Real Fear #5: I’m going to be alone forever. Tough Love: Yes, you will if you don’t get your ass back out there!
If you’re anything like me, you’ve taken the story of the Three Little Pigs to a whole other level and built yourself an exceptionally sturdy wall made of bricks, iron, cement, some armed guards, and a moat. Have fun, Big Bad Wolf.

The problem with your awesome wall is that it doesn’t just keep others away from your heart, it also keeps you locked in. Look, it’s ok for you to be scared after a breakup and it’s totally ok to take your time. You’ve been hurt and you have absolutely no interest in ever feeling like that again. But if what you want is to eventually find love, develop a lasting partnership, and maybe pop out a small human or two, then you’re going to have to take the risk. Go out on a date, even if it’s just to get your feet wet again. If it’s too soon, believe me, you’ll be retreating back behind the wall before you even have time to think about not being ready to date. And that’s an important thing to be aware of.
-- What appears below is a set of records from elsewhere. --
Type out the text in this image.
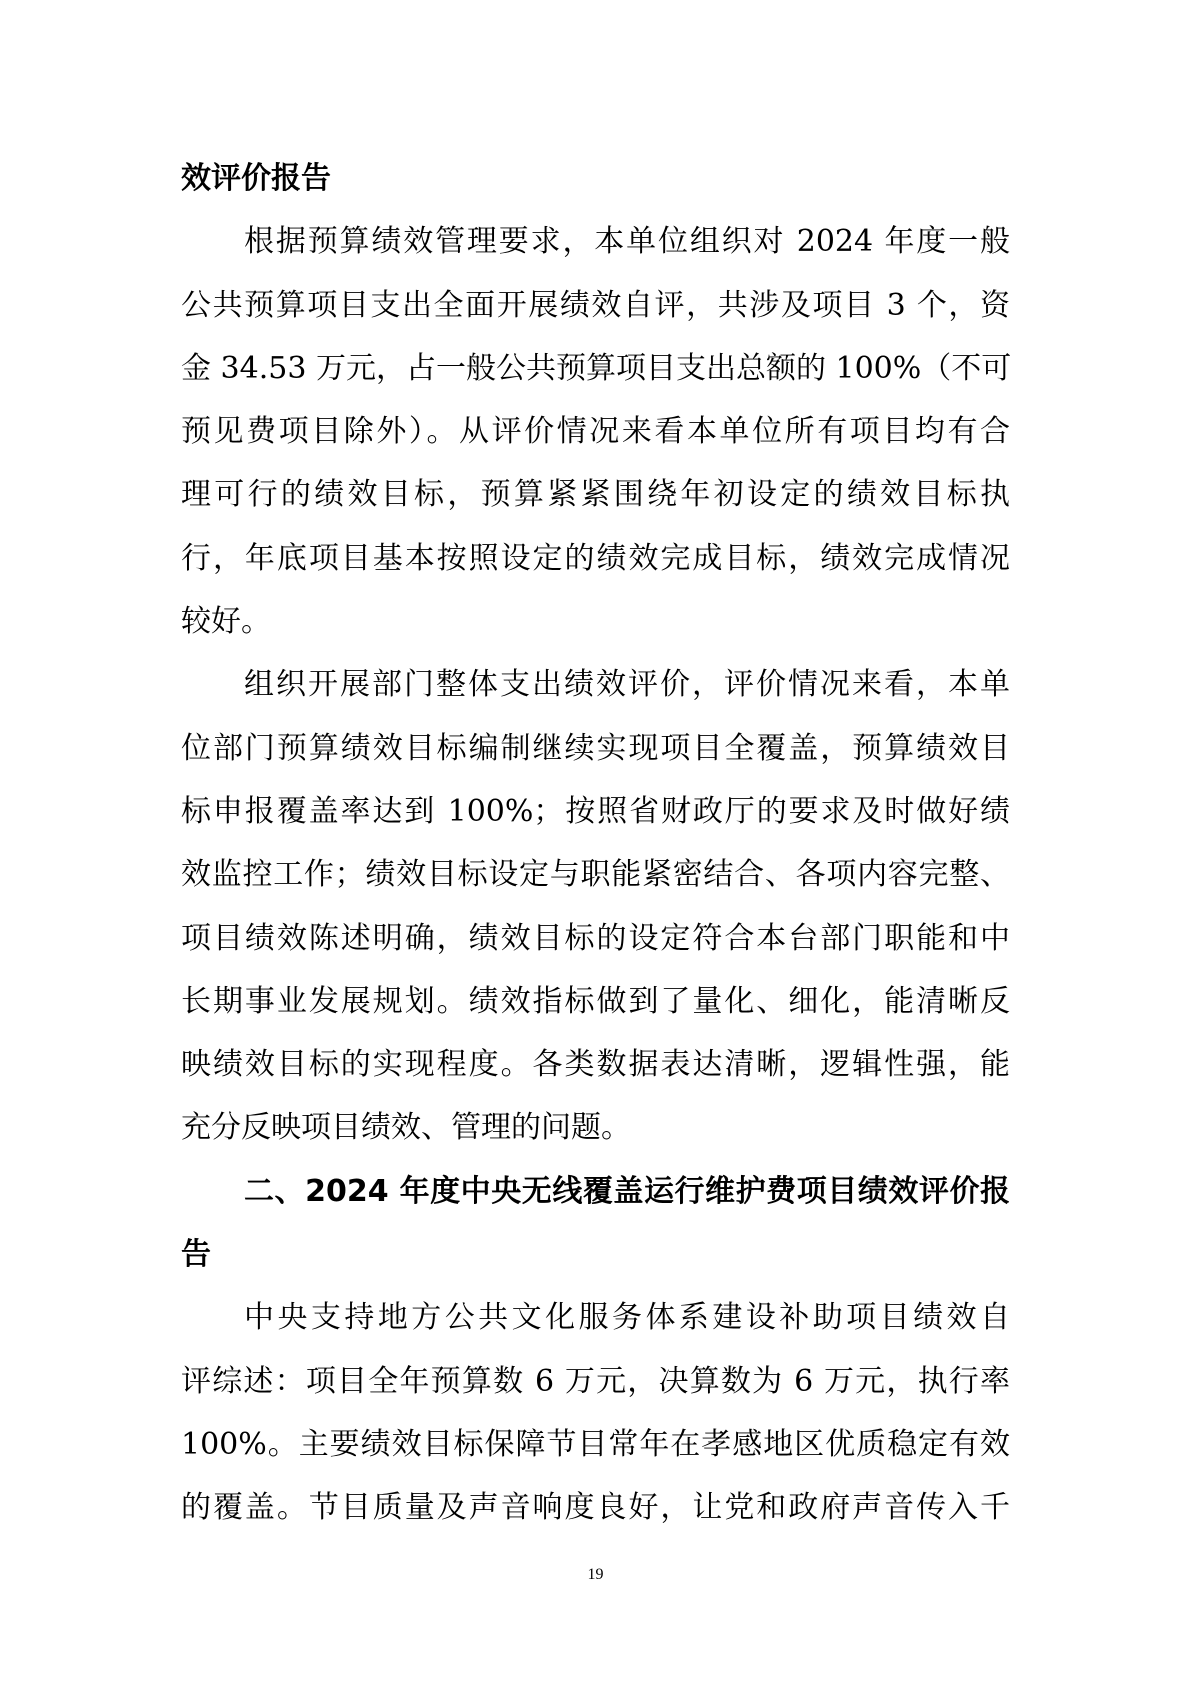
效评价报告
根据预算绩效管理要求，本单位组织对 2024 年度一般
公共预算项目支出全面开展绩效自评，共涉及项目 3 个，资
金 34.53 万元，占一般公共预算项目支出总额的 100%（不可
预见费项目除外）。从评价情况来看本单位所有项目均有合
理可行的绩效目标，预算紧紧围绕年初设定的绩效目标执
行，年底项目基本按照设定的绩效完成目标，绩效完成情况
较好。
组织开展部门整体支出绩效评价，评价情况来看，本单
位部门预算绩效目标编制继续实现项目全覆盖，预算绩效目
标申报覆盖率达到 100%；按照省财政厅的要求及时做好绩
效监控工作；绩效目标设定与职能紧密结合、各项内容完整、
项目绩效陈述明确，绩效目标的设定符合本台部门职能和中
长期事业发展规划。绩效指标做到了量化、细化，能清晰反
映绩效目标的实现程度。各类数据表达清晰，逻辑性强，能
充分反映项目绩效、管理的问题。
二、2024 年度中央无线覆盖运行维护费项目绩效评价报
告
中央支持地方公共文化服务体系建设补助项目绩效自
评综述：项目全年预算数 6 万元，决算数为 6 万元，执行率
100%。主要绩效目标保障节目常年在孝感地区优质稳定有效
的覆盖。节目质量及声音响度良好，让党和政府声音传入千
19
Would you want to date someone who isn’t emotionally available? Take a minute for yourself and try again.
Check out The Next First Date for a little inspiration.
Final tough love: It’s ok to be scared, take your time. Give it a try when you’re ready and be open to finding out there is plenty of love to be savored. And when you come across an undeserving asshole, give ’em a swift kick in the nuts for the rest of us!